The Rock Valley Cat Club was Cosmo’s and my first show in an ACFA association show. Just a two-hour drive from home, this was a two day show and Cosmo did well, both in terms of points AND his behavior! This was a 2-day show with eight rings, and Cosmo placed in 5 of them (0, 10th, 5th, 0, 9th, 6th, 9th, 0), despite having a little chunk of fur pulled out of his backside by one of the big cats in a secret Kitty Fight Club (see below). If his color was solid, it might not have been as obvious, but his fur is ticked, meaning that each strand is light with a couple of dark bands, so the dark bands of the remaining fur made the gap quite visible. [See Cosmo’s page for his Rock Valley photo gallery]
The best part of the show was meeting such nice people. Rarely have I seen poor behavior by another exhibitor (but I have – it’s usually in the form of condescending behavior and words), but the people I was benched near were very helpful and it was a delight to spend two days with them.

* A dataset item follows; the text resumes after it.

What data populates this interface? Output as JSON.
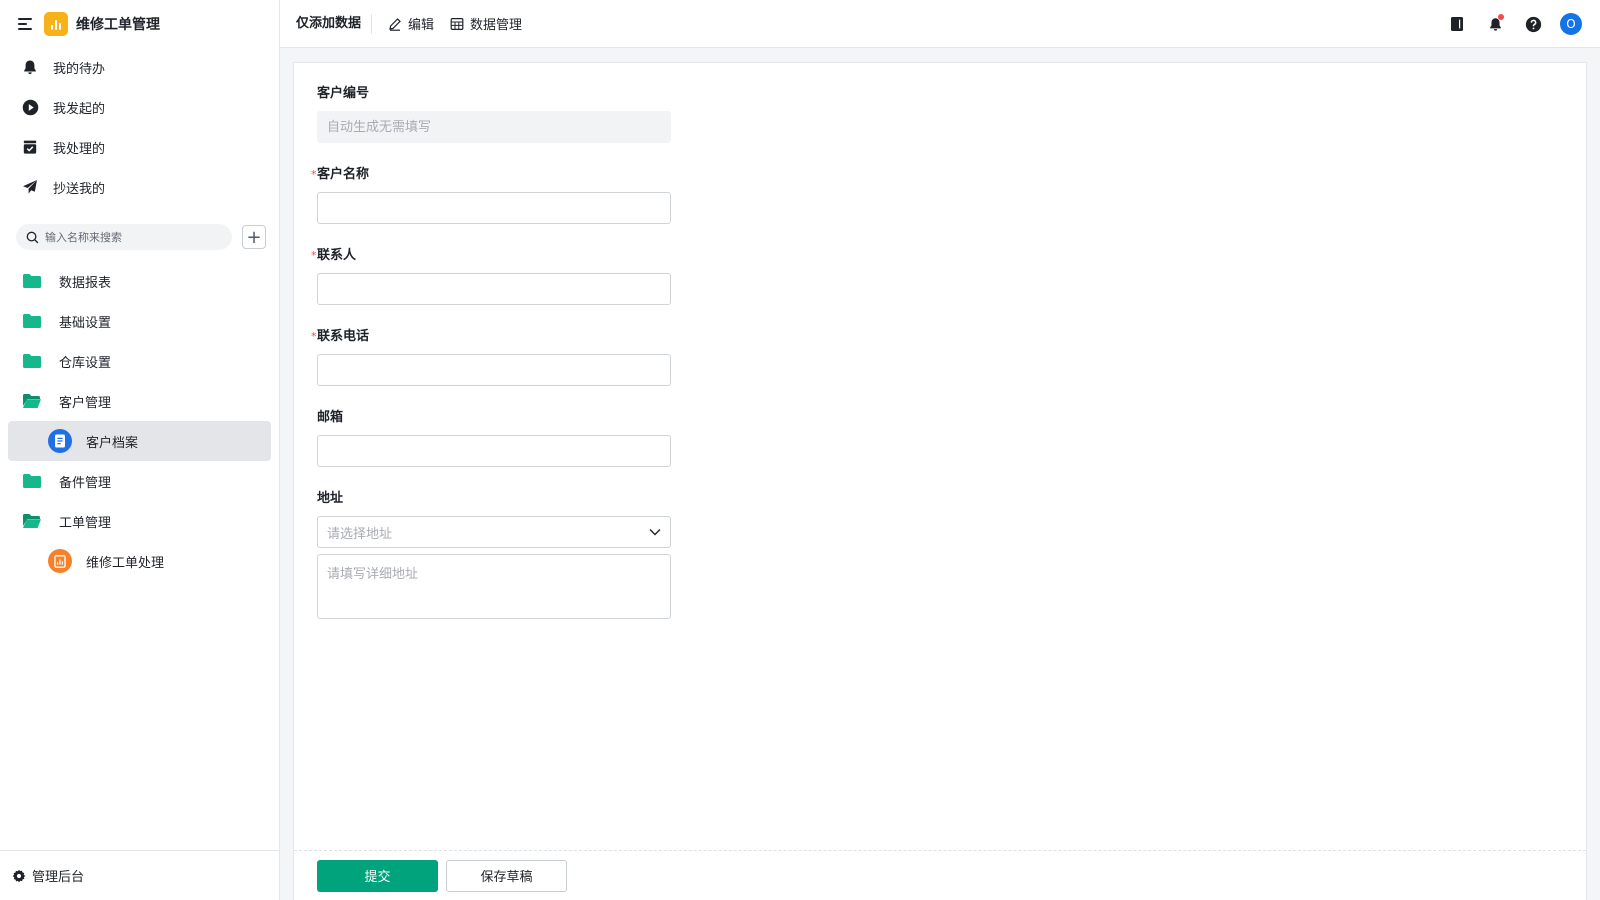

NUMBERING: One thing that I really liked about ACFA over CFA is the way the cats are numbered (each cat in a show is assigned a number, and you have to listen for your number to be called to the judging rings). In CFA, they are all just numbered 1 – 225 (based on how many total cats are in the show), and while the number ranges are based on the four classes, #141 could be a cat in the Premier class, and #142 can be a Household Pet. In this ACFA show, cats numbered 0-99 are all kittens. 100’s are longhair adults (intact); 200’s are shorthair adults (intact); 300’s are Alters (spays and neuters); and 400’s are the Household Pets. So at this show, I could just glance at a judge’s ring and see which class is being judged based on the numbers posted on the cages. You can do that at a CFA show, but you have to know where each number range begins and ends for each class.
SCORING: I think I like the scoring system in ACFA better than CFA, but I don’t entirely understand either, so I won’t give a big explanation here. Suffice it to say that I need either a calculator or a points chart for CFA, and I need to know the entry counts for the show in order to figure his points. Points in ACFA is much simpler.
This ACFA show was a little smaller than the CFA shows that I’ve been to, but that made for judging that was a little quicker (and no overlapping of classes in the ring), and we were able to leave the showhall a little earlier than we can for CFA shows.
That said, there are aspects of CFA that I like better than ACFA. The shows are very similar, but each association has differences that make make them both good associations to be a part of. I’m glad to have discovered the ACFA shows within driving distance of my home!